16 July 2006

Lovell, Terry. Consuming Fiction. London: Verso, 1987.

Thompson, James. "Jane Austen and History."

Watt, Ian. The Rise of the Novel. Berkeley: University of California Press, 1964.

The issues I intend to explore stem largely from Ian Watt's The Rise of the Novel. In this book, Watt's approach is Marxist, in that he interprets literature using social criteria: he posits that the novel's becoming an accepted literary genre resulted from and reflected the development of a mercantile middle class(Lovell 22). His definition of the novel through the conventions of formal realism, however, does not do justice to what we now naturally group under the heading of novel; Watt limits himself to the then(1950s)-accepted literary cannon and ignores the fact that "The majority of eighteenth century novels were actually written by women"(Lovell 39).

Watt does this, not because he felt that women were not writing fiction, but because what women wrote was not canonized. Women apparently wrote fictional romances, not literature; I will call this work domestic fiction, because it was produced by, and for, a domestic, rather than "literary," audience, and will include the "gothic" and "courtship" novels under this heading. Jane Austen, "having reached the stage enjoyed or endured for a long time now in Shakespeare, Milton, Joyce, and Faulkner studies"(Thompson 22), is the acknowledged mistress of domestic fiction's great house, and will provide a focus for my exploration.

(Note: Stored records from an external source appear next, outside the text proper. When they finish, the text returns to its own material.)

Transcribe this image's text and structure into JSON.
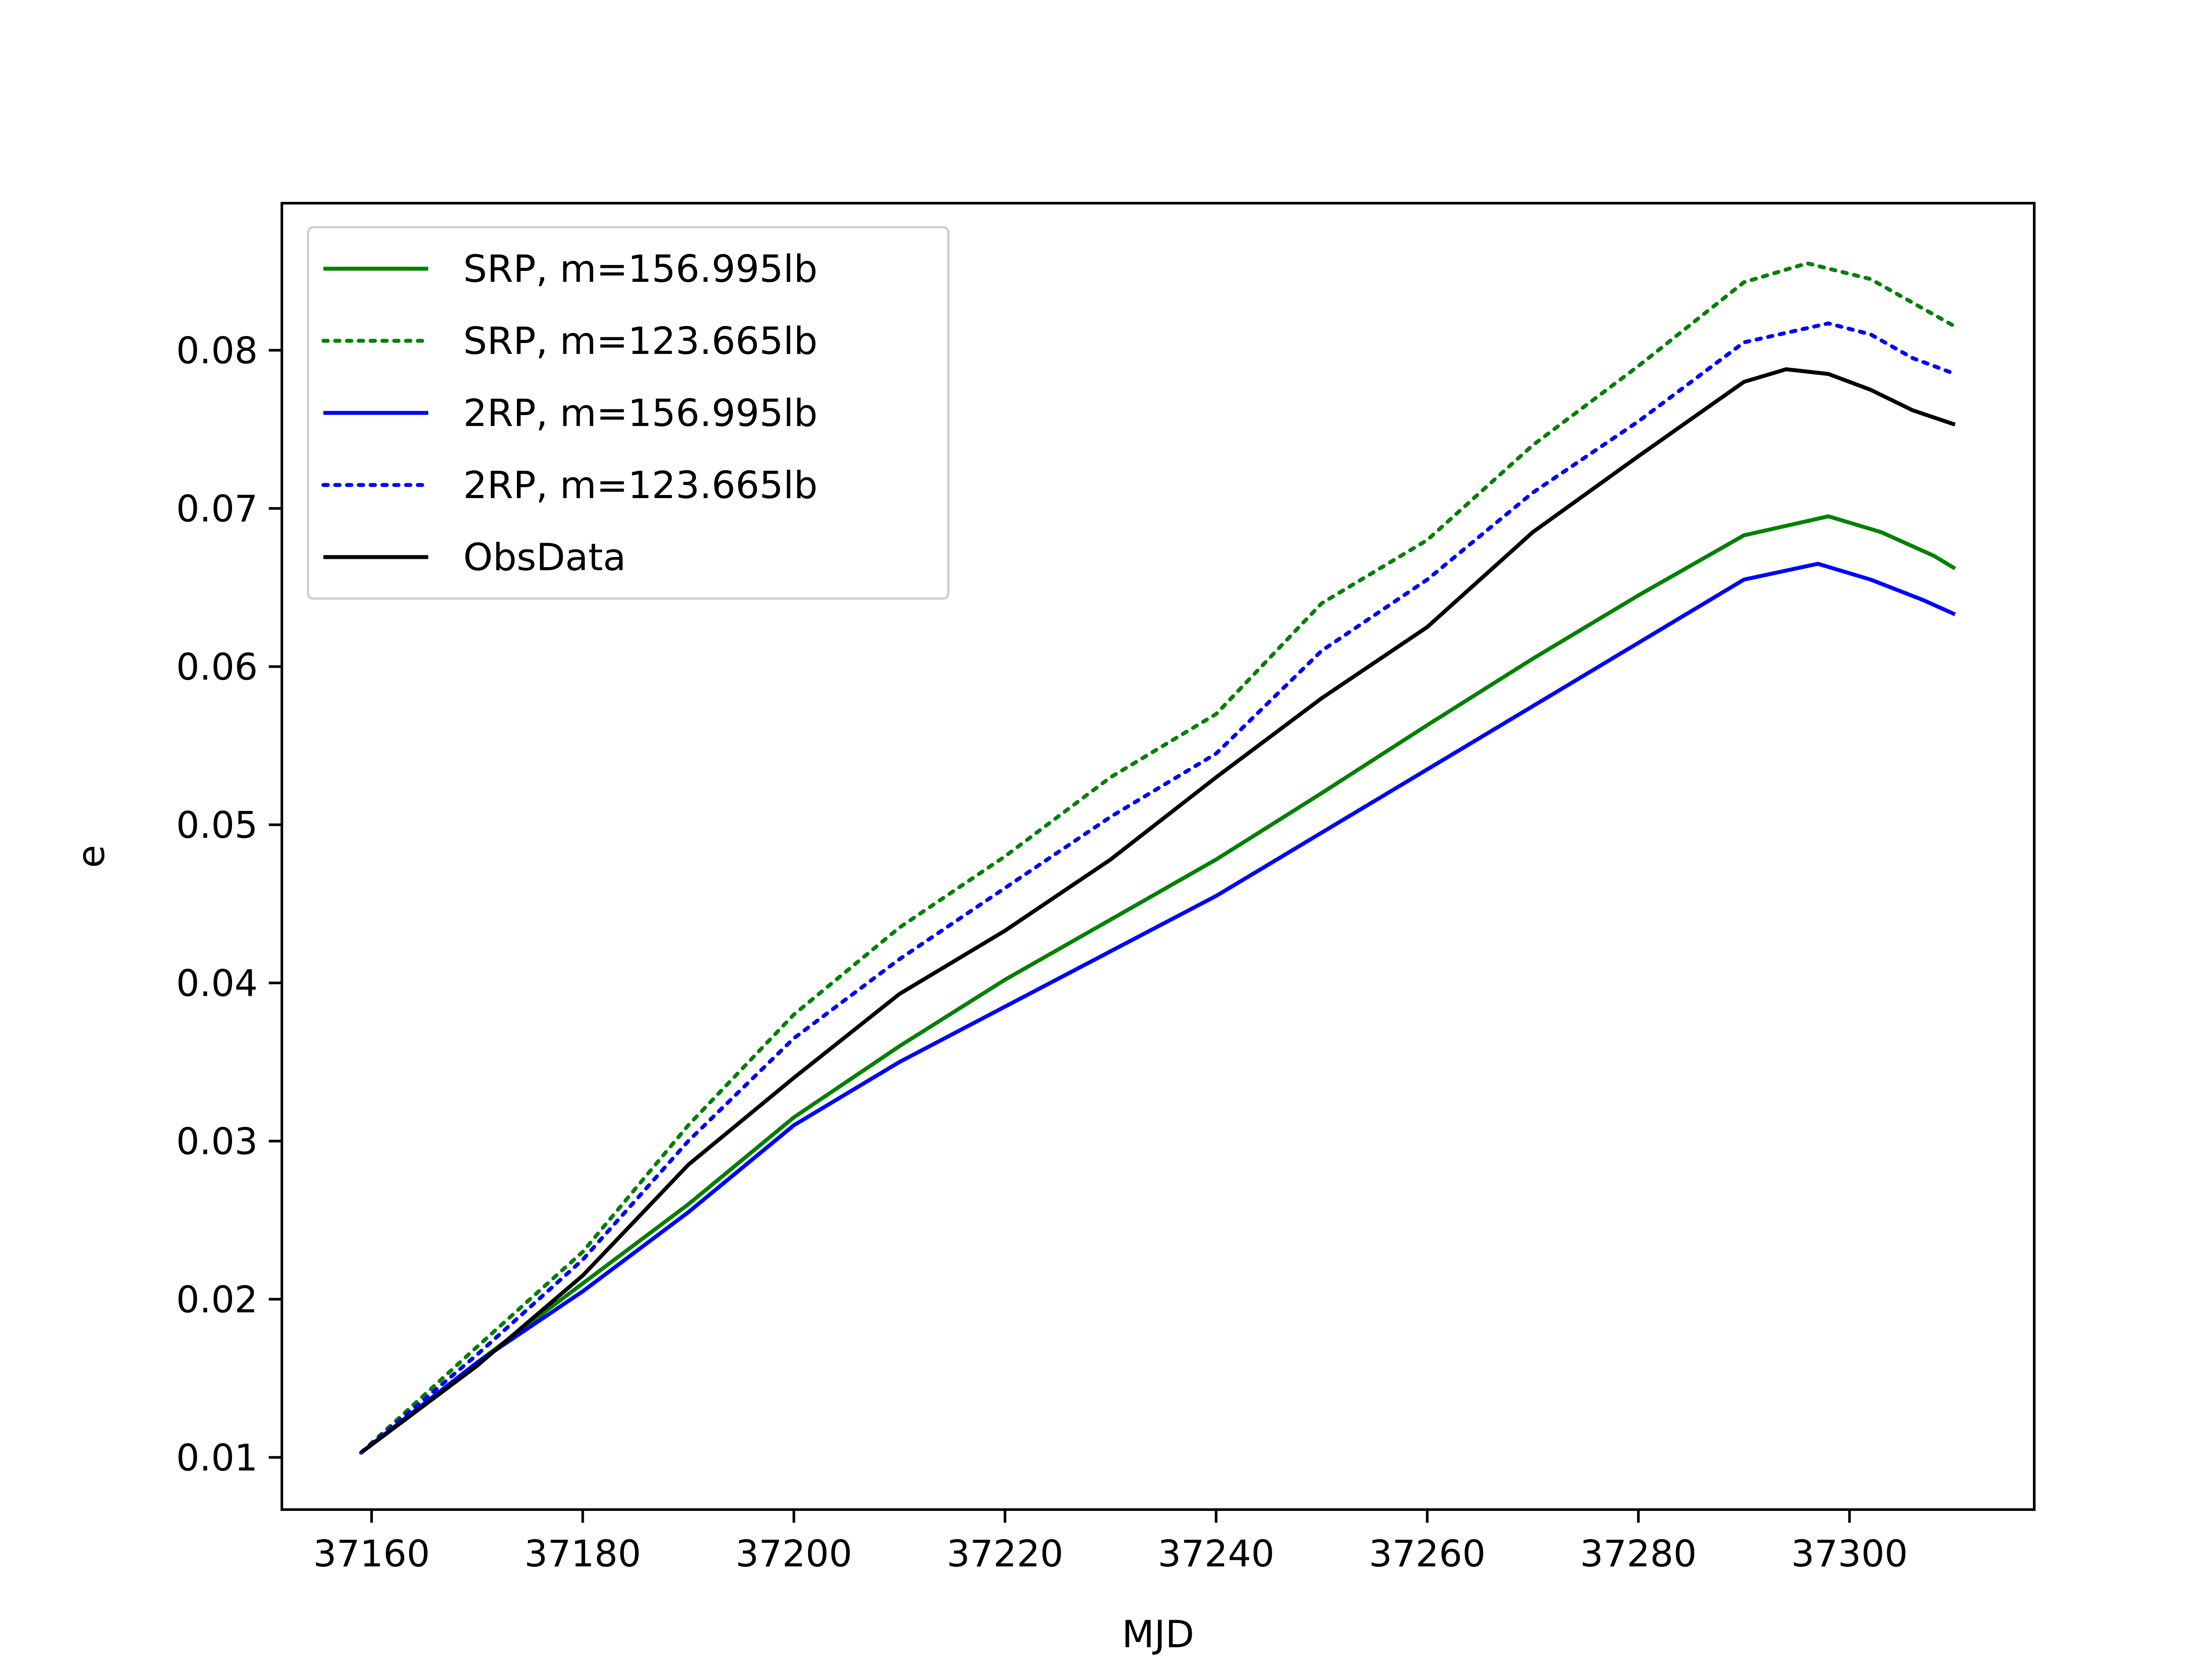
{
  "chart_data": {
    "type": "line",
    "title": "",
    "xlabel": "MJD",
    "ylabel": "e",
    "xlim": [
      37151.5,
      37317.5
    ],
    "ylim": [
      0.0067,
      0.0893
    ],
    "xticks": [
      37160,
      37180,
      37200,
      37220,
      37240,
      37260,
      37280,
      37300
    ],
    "xtick_labels": [
      "37160",
      "37180",
      "37200",
      "37220",
      "37240",
      "37260",
      "37280",
      "37300"
    ],
    "yticks": [
      0.01,
      0.02,
      0.03,
      0.04,
      0.05,
      0.06,
      0.07,
      0.08
    ],
    "ytick_labels": [
      "0.01",
      "0.02",
      "0.03",
      "0.04",
      "0.05",
      "0.06",
      "0.07",
      "0.08"
    ],
    "grid": false,
    "legend_position": "top-left",
    "series": [
      {
        "name": "SRP, m=156.995lb",
        "color": "#008000",
        "style": "solid",
        "x": [
          37159,
          37170,
          37180,
          37190,
          37200,
          37210,
          37220,
          37230,
          37240,
          37250,
          37260,
          37270,
          37280,
          37290,
          37298,
          37303,
          37308,
          37310
        ],
        "y": [
          0.0103,
          0.016,
          0.021,
          0.026,
          0.0315,
          0.036,
          0.0402,
          0.044,
          0.0478,
          0.052,
          0.0563,
          0.0605,
          0.0645,
          0.0683,
          0.0695,
          0.0685,
          0.067,
          0.0662
        ]
      },
      {
        "name": "SRP, m=123.665lb",
        "color": "#008000",
        "style": "dotted",
        "x": [
          37159,
          37170,
          37180,
          37190,
          37200,
          37210,
          37220,
          37230,
          37240,
          37250,
          37260,
          37270,
          37280,
          37290,
          37296,
          37302,
          37306,
          37310
        ],
        "y": [
          0.0103,
          0.017,
          0.023,
          0.031,
          0.038,
          0.0435,
          0.048,
          0.053,
          0.057,
          0.064,
          0.068,
          0.074,
          0.079,
          0.0843,
          0.0855,
          0.0845,
          0.083,
          0.0815
        ]
      },
      {
        "name": "2RP, m=156.995lb",
        "color": "#0000ff",
        "style": "solid",
        "x": [
          37159,
          37170,
          37180,
          37190,
          37200,
          37210,
          37220,
          37230,
          37240,
          37250,
          37260,
          37270,
          37280,
          37290,
          37297,
          37302,
          37307,
          37310
        ],
        "y": [
          0.0103,
          0.016,
          0.0205,
          0.0255,
          0.031,
          0.035,
          0.0385,
          0.042,
          0.0455,
          0.0495,
          0.0535,
          0.0575,
          0.0615,
          0.0655,
          0.0665,
          0.0655,
          0.0642,
          0.0633
        ]
      },
      {
        "name": "2RP, m=123.665lb",
        "color": "#0000ff",
        "style": "dotted",
        "x": [
          37159,
          37170,
          37180,
          37190,
          37200,
          37210,
          37220,
          37230,
          37240,
          37250,
          37260,
          37270,
          37280,
          37290,
          37298,
          37302,
          37306,
          37310
        ],
        "y": [
          0.0103,
          0.0165,
          0.0225,
          0.03,
          0.0365,
          0.0415,
          0.046,
          0.0505,
          0.0545,
          0.061,
          0.0655,
          0.071,
          0.0755,
          0.0805,
          0.0817,
          0.081,
          0.0795,
          0.0785
        ]
      },
      {
        "name": "ObsData",
        "color": "#000000",
        "style": "solid",
        "x": [
          37159,
          37170,
          37180,
          37190,
          37200,
          37210,
          37220,
          37230,
          37240,
          37250,
          37260,
          37270,
          37280,
          37290,
          37294,
          37298,
          37302,
          37306,
          37310
        ],
        "y": [
          0.0103,
          0.0158,
          0.0215,
          0.0285,
          0.034,
          0.0393,
          0.0433,
          0.0478,
          0.053,
          0.058,
          0.0625,
          0.0685,
          0.0733,
          0.078,
          0.0788,
          0.0785,
          0.0775,
          0.0762,
          0.0753
        ]
      }
    ]
  }
}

My primary position is identical to Watt's: the novel, as he defines it, resulted from and reflected the values of the new middle-class(including the lower gentry who might accept marriage into mercantile wealth). This, however, implies that the values were new, were replacing another set of values. Through the eighteenth century, even to Fielding, classical Greek values had been accepted as the dominant ethical(and literary) paradigm. The values of the novel, as defined by Watt, came into sharp contrast with these; as the novel gained respect as literature, the values of the novel replaced those of classicism. Since, however, not everything now acknowledged as a novel was then accepted as literature, only the changing values of politically empowered men are reflected in what was called "literature"; Mary Poovey, on the other hand, seems to thinks that "Eighteenth-century woment's fiction as a whole, and especially sentimental fiction with its stress on appropriately feminine feeling, is a conservative institution, replicating and recommending idealized models of behavior"(Thompson 28). My contention is that these new values did not accurately reflect the views of society as a whole, which were more accurately portrayed in domestic fiction, that held classical values.

"The epic's false code of honour, like that of heroic tragedy," writes Watt, "was masculine, bellicose, aristocratic and pagan." What replaced it, in the novel as literature, was "a radically different one in which honour is internal, spiritual, and available without distinction of class or sex to all who had the will to act morally"(240). I object to this claim on two specific points: "The Antigone," as an example of heroic tragedy, meets the novel's new criterion, while Watt's example of Pamela makes the issue of honor both external and public, and of epic importance.

Watt is, I believe, misrepresenting the diffuse attitudes of ancient Greece, which Plato tried to formulaicly encapsulate and thus distorted. Yes, the issue of honor was paramount; honor, however, is most closely related to self-actualization, to overcoming a situation by realizing and accepting what the situation is and calls for, and acting accordingly.

While I have not yet seen T. Vasudeva Reddy's Jane Austen: The Dialectics of Self-Actualization, and thus cannot comment on what would appear to support my position, the characters of both Elizabeth and Darcy, in Pride and Prejudice, realize their happiness by overcoming the faults which title the book. This realization brings happiness, while in surviving Greek literature it generally causes pain; however, the pain of Greek tragedy is that of the liberation knowledge brings, as is the joy in domestic fiction.

Exploring this ideas within the context assigned may be impossible. The literary critic best known for work with the concept of overcoming is Nietzsche, who has not written anything in the last five years(although I understand he is now into deconstruction). As a major commentator on Greek tragedy(The Birth of Tragedy is his first book), and the principle of overcoming which permeates both that and domestic fiction, however, he is necessary to my argument that while the novel, as defined by Watt, strove to incorporate and present the ideology of the ascendant merchant class and thus also to obliterate the barbaric notions of "honor" coming down from the Greeks, domestic fiction, while working within the moralistic framework of the dominant paradigm, adapted these very notions to its own ends. I will not go on to make the next logical conclusion, however, since it would be that excluding domestic fiction from the cannon caused the fall of Western culture. This, no matter what I believe, truly would be impossible to prove in twenty pages--if it can be proven at all.